Philippe Sollers
 

La négation de la négation… avec Hegel

 

Philippe Sollers - Mouvement

 

Philippe Sollers poursuit son « jeu » à décrire la société de son temps de façon très critique.

«Qu’arriverait-il à la pensée s’il n’y avait plus personne pour penser ? » Rien, répond Philippe Sollers dans Mouvement. L’écrivain a pris cette fois-ci Hegel comme grand homme de compagnie, comme il avait pris Nietzsche dans Une vie divine (Gallimard, 2006). Hegel parce que celui-ci connaît à fond la Révolution française et l’esprit du christianisme… Heureusement, le narrateur a rendez-vous avec Lénine, dans un rêve extraordinaire, où le grand révolutionnaire – en grande forme – semble très au courant de toute l’histoire du XXe siècle, jusqu’à ces jours-ci, au XXIe siècle…

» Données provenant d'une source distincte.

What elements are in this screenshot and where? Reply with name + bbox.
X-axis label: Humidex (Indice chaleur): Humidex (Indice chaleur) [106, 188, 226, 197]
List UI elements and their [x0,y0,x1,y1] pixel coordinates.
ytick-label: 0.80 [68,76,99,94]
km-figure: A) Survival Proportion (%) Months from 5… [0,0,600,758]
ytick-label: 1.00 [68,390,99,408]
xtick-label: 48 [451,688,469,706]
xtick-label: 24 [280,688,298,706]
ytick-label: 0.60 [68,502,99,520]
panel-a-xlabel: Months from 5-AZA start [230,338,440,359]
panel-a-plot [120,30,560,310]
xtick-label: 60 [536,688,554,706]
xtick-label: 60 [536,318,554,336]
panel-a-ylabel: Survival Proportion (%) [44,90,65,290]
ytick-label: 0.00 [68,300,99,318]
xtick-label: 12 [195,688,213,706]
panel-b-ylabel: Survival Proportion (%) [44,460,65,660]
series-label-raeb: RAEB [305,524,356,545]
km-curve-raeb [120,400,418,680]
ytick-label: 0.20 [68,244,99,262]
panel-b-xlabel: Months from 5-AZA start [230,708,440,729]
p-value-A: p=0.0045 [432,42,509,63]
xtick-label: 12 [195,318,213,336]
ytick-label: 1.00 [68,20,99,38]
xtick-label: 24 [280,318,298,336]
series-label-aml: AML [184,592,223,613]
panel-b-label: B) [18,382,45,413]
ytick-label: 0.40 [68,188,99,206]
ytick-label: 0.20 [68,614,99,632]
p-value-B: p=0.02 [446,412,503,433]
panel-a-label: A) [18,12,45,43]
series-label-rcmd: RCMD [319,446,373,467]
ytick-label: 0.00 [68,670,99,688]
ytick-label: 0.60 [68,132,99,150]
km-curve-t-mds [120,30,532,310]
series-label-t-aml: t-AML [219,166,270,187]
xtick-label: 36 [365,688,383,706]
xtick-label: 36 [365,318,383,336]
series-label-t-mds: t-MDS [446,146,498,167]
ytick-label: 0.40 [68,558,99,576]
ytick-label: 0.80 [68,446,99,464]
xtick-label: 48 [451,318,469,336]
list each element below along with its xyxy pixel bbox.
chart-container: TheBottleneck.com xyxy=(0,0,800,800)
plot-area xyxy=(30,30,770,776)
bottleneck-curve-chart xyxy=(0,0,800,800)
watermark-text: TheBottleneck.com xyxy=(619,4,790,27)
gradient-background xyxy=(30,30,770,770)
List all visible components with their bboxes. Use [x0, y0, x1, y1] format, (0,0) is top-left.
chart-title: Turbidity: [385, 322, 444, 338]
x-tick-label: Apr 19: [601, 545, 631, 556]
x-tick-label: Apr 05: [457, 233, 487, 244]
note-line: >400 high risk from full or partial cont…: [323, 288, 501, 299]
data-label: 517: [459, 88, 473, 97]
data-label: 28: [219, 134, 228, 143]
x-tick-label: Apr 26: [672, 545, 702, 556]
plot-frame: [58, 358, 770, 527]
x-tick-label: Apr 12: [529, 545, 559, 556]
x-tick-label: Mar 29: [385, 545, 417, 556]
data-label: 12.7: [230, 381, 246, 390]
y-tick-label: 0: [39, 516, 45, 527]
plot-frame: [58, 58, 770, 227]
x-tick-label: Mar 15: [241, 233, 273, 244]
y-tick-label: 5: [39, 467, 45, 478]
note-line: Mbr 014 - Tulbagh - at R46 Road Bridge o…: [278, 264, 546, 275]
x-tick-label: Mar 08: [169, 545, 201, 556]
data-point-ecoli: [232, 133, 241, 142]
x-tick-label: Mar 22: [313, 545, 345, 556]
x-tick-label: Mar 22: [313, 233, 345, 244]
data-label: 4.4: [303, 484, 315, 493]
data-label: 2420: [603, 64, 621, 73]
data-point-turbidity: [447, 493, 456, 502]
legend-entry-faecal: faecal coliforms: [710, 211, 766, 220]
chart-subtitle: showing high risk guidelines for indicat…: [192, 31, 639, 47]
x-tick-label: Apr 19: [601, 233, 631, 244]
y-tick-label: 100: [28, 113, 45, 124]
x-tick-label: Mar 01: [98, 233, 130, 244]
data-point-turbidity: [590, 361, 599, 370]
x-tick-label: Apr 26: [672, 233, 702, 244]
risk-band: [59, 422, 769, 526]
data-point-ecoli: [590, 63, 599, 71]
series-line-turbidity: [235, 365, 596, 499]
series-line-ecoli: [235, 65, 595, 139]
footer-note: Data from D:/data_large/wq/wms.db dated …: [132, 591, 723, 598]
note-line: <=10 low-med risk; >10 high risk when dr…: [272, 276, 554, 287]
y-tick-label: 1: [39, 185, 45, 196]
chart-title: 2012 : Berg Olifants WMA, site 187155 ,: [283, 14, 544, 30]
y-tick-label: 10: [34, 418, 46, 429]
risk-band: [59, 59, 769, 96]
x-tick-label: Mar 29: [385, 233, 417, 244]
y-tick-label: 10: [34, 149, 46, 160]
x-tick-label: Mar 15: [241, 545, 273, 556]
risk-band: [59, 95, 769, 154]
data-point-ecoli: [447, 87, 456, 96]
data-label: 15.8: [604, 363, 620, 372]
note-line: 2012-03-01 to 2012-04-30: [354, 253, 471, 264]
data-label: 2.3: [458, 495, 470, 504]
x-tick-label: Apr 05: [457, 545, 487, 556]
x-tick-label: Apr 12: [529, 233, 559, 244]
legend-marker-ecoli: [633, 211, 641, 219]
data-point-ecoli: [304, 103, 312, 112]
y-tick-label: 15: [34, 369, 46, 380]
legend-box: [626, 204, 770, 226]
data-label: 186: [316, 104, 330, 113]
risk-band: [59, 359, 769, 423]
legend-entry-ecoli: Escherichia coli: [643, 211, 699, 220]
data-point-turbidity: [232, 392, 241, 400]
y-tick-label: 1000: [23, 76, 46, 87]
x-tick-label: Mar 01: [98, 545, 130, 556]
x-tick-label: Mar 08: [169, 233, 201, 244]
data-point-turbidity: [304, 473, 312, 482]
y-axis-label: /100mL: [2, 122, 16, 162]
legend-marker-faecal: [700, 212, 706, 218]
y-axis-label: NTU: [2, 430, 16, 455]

Tout est humour chez Philippe Sollers

Jeu. C’est ce que fait Sollers depuis toujours ; en tout cas depuis qu’il écrit des livres – depuis 1958, très exactement, quand il a publié Une curieuse solitude, ce premier roman qui avait tant plu à Aragon (et à Mauriac !). Aussi bizarre que cela puisse paraître, Philippe Sollers aurait même tendance à se dire « ermite » (c’est ce qu’il fait dans Un vrai roman. Mémoires, qu’il a publié en 2007, chez Plon).

Dans Mouvement, il raconte qu’il a lu, très jeune, le livre absolument admirable de Georges Bataille : Lascaux ou la naissance de l’art ; et aussitôt, qu’il avait foncé vers la grotte enchantée… Il y est toujours : au milieu des taureaux, des bisons, des vaches, des bouquetins, des chevaux, des rhinocéros, des cerfs, des blasons, dans le flamboiement des couleurs, où il a entendu un énorme son qui n’a jamais quitté sa mémoire, raconte-t-il… C’est le génie de l’homme de Lascaux, sa spontanéité insoumise, disait Bataille, dont Sollers a souvent dit que, de tous les personnages rencontrés, c’est lui, et de loin, qu’il admire le plus. Le dernier des écrivains heureux : Roland Barthes avait dit ça à propos de Voltaire. Mais la fête chez Sollers continue. C’est le même programme : décrire la société de son temps de façon très critique, en étant toujours ironique, mais jamais apocalyptique (ou alors, c’est que l’apocalypse est une énorme bouffonnerie, dit-il). Tout est humour chez Sollers. De cette façon, l’esprit n’en est pas à une épreuve près : « Après avoir traversé l’océan du cinéma, il dépassera aisément le tourbillon du Web », annonce-t-il.

C’est la dialectique qui veut ça. Entendez : la négation de la négation, c’est-à-dire l’infini lui-même selon Hegel.